"Algorithm" decision tree

Source: Internet
Author: User

This article aims to use the shortest article, the most popular description, so that readers quickly grasp the decision tree is what? Do? How to use it? Three major problems. It only takes you 25 minutes to focus.

1. Understand the concept:

A) Decision tree is a classification algorithm, through training data set to build decision tree, can efficiently classify unknown data, mainly used to make predictions

b) The decision tree is a tree structure, each leaf node corresponds to a classification, the non-leaf node corresponds to the division of a property, according to the different values of the sample on the attribute to divide it into several subsets.

2. How do I use it?

A). Based on some characteristic values, a tree structure is established, which can be predicted according to the criteria of tree structure evaluation. b). The internal node of the tree represents the judgment of an attribute, and the branch of the node is the corresponding judgment result; the leaf node represents a class label 3. Key point: The core problem of constructing decision tree is how to select the appropriate attribute to split the sample at each step. This will use information entropy, the greater the entropy value, the higher the uncertainty, you can put this attribute in the root node of the tree. 4. For example: If you want to pass the past weather, whether the weekend, whether to promote the relationship between three properties and sales to predict the level of future sales, then you can use the previous data, select the three attributes, by calculating the value of information entropy to sort, the sample is divided. So you can form a tree. 5. Steps to establish a decision tree: a) Calculate the total information entropy B) Calculate the information entropy for each test attribute C) Calculate weather, whether weekends and whether promotional properties information gain value information gain value = Total Information entropy-Test attribute information entropy D) For each branch node continues the calculation of the information gain, so repeatedly, until there is no new node branch, eventually forming a decision tree e) When a new sample comes in, you can use this decision tree to make predictions 6. Calculation of information entropy of supplementary ————

The information gain is based on the Shannon theory, and it finds that the properties R has the following characteristics: The information gain before and after the splitting of the attribute R is greater than the other properties. The information here is defined as follows:

where m represents the number of Class C in DataSet D, Pi represents the probability that any record in D belongs to CI, and pi= (the number of records in the collection of CI classes in D) is calculated/| d|). Info (d) indicates the amount of information required to separate the classes of DataSet D from each other.

Example: a) For example, we throw a cube a into the air, the surface of the land when the ground is f1,f1 value of {1,2,3,4,5,6}, F1 entropy entropy (F1) =-(1/6*log (1/6) +...+1/6*log (1/6)) =-1*log (1/6 =2.58;B) Now we change the cube A to the positive tetrahedron B, the ground surface for the F2,F2 is the value of {1,2,3,4}, F2 entropy entropy (1) =-(1/4*log (quarter) +1/4*log (section) +1/4*log (1/4) + 1/4*log (=-log) =2;c) If we change to a ball C, the ground surface is F3 when the floor is dropped, obviously no matter how the ground is thrown is the same face, that is, the value of the F3 is {1}, so its entropy entropy (F3) =-1*log (1) = 0. Conclusion: The more the number of polygons can be seen, the greater the entropy value, and when there is only one sphere, the entropy value is 0, at this point the uncertainty is 0, that is to say, the downward surface is determined.

"Algorithm" decision tree

Contact Us

The content source of this page is from Internet, which doesn't represent Alibaba Cloud's opinion; products and services mentioned on that page don't have any relationship with Alibaba Cloud. If the content of the page makes you feel confusing, please write us an email, we will handle the problem within 5 days after receiving your email.
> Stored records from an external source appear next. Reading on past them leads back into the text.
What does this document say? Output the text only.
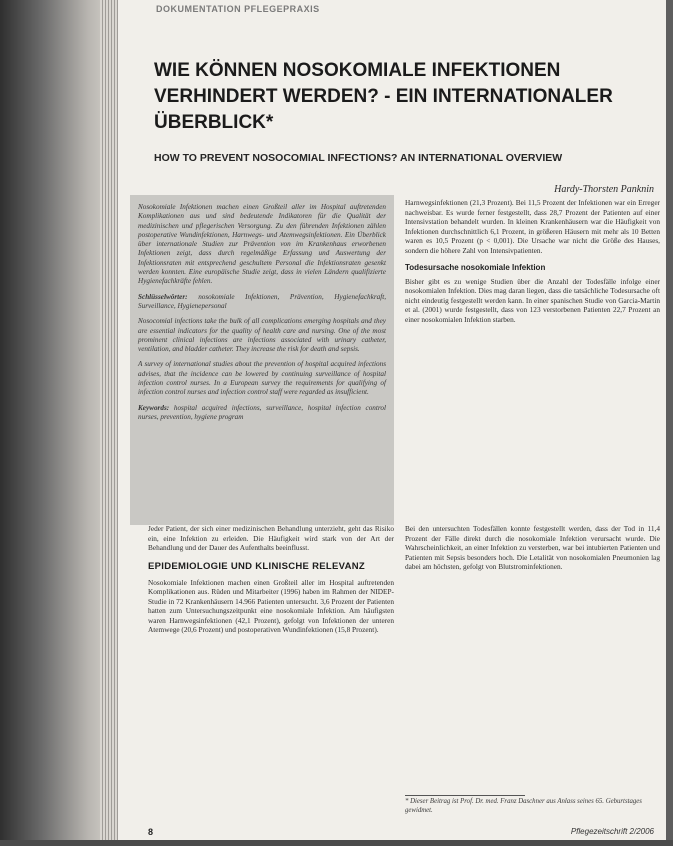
DOKUMENTATION PFLEGEPRAXIS
WIE KÖNNEN NOSOKOMIALE INFEKTIONEN VERHINDERT WERDEN? - EIN INTERNATIONALER ÜBERBLICK*
HOW TO PREVENT NOSOCOMIAL INFECTIONS? AN INTERNATIONAL OVERVIEW
Hardy-Thorsten Panknin

Nosokomiale Infektionen machen einen Großteil aller im Hospital auftretenden Komplikationen aus und sind bedeutende Indikatoren für die Qualität der medizinischen und pflegerischen Versorgung. Zu den führenden Infektionen zählen postoperative Wundinfektionen, Harnwegs- und Atemwegsinfektionen. Ein Überblick über internationale Studien zur Prävention von im Krankenhaus erworbenen Infektionen zeigt, dass durch regelmäßige Erfassung und Auswertung der Infektionsraten mit entsprechend geschultem Personal die Infektionsraten gesenkt werden konnten. Eine europäische Studie zeigt, dass in vielen Ländern qualifizierte Hygienefachkräfte fehlen.

Schlüsselwörter: nosokomiale Infektionen, Prävention, Hygienefachkraft, Surveillance, Hygienepersonal

Nosocomial infections take the bulk of all complications emerging hospitals and they are essential indicators for the quality of health care and nursing. One of the most prominent clinical infections are infections associated with urinary catheter, ventilation, and bladder catheter. They increase the risk for death and sepsis.

A survey of international studies about the prevention of hospital acquired infections advises, that the incidence can be lowered by continuing surveillance of hospital infection control nurses. In a European survey the requirements for qualifying of infection control nurses and infection control staff were regarded as insufficient.

Keywords: hospital acquired infections, surveillance, hospital infection control nurses, prevention, hygiene program

Harnwegsinfektionen (21,3 Prozent). Bei 11,5 Prozent der Infektionen war ein Erreger nachweisbar. Es wurde ferner festgestellt, dass 28,7 Prozent der Patienten auf einer Intensivstation behandelt wurden. In kleinen Krankenhäusern war die Häufigkeit von Infektionen durchschnittlich 6,1 Prozent, in größeren Häusern mit mehr als 10 Betten waren es 10,5 Prozent (p < 0,001). Die Ursache war nicht die Größe des Hauses, sondern die höhere Zahl von Intensivpatienten.

Todesursache nosokomiale Infektion

Bisher gibt es zu wenige Studien über die Anzahl der Todesfälle infolge einer nosokomialen Infektion. Dies mag daran liegen, dass die tatsächliche Todesursache oft nicht eindeutig festgestellt werden kann. In einer spanischen Studie von Garcia-Martin et al. (2001) wurde festgestellt, dass von 123 verstorbenen Patienten 22,7 Prozent an einer nosokomialen Infektion starben.

Jeder Patient, der sich einer medizinischen Behandlung unterzieht, geht das Risiko ein, eine Infektion zu erleiden. Die Häufigkeit wird stark von der Art der Behandlung und der Dauer des Aufenthalts beeinflusst.

EPIDEMIOLOGIE UND KLINISCHE RELEVANZ

Nosokomiale Infektionen machen einen Großteil aller im Hospital auftretenden Komplikationen aus. Rüden und Mitarbeiter (1996) haben im Rahmen der NIDEP-Studie in 72 Krankenhäusern 14.966 Patienten untersucht. 3,6 Prozent der Patienten hatten zum Untersuchungszeitpunkt eine nosokomiale Infektion. Am häufigsten waren Harnwegsinfektionen (42,1 Prozent), gefolgt von Infektionen der unteren Atemwege (20,6 Prozent) und postoperativen Wundinfektionen (15,8 Prozent).

Bei den untersuchten Todesfällen konnte festgestellt werden, dass der Tod in 11,4 Prozent der Fälle direkt durch die nosokomiale Infektion verursacht wurde. Die Wahrscheinlichkeit, an einer Infektion zu versterben, war bei intubierten Patienten und Patienten mit Sepsis besonders hoch. Die Letalität von nosokomialen Pneumonien lag dabei am höchsten, gefolgt von Blutstrominfektionen.

* Dieser Beitrag ist Prof. Dr. med. Franz Daschner aus Anlass seines 65. Geburtstages gewidmet.
8	Pflegezeitschrift 2/2006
If you find any instances of plagiarism from the community, please send an email to: info-contact@alibabacloud.com and provide relevant evidence. A staff member will contact you within 5 working days.

A Free Trial That Lets You Build Big!

Start building with 50+ products and up to 12 months usage for Elastic Compute Service

  • Sales Support

    1 on 1 presale consultation

  • After-Sales Support

    24/7 Technical Support 6 Free Tickets per Quarter Faster Response

  • Alibaba Cloud offers highly flexible support services tailored to meet your exact needs.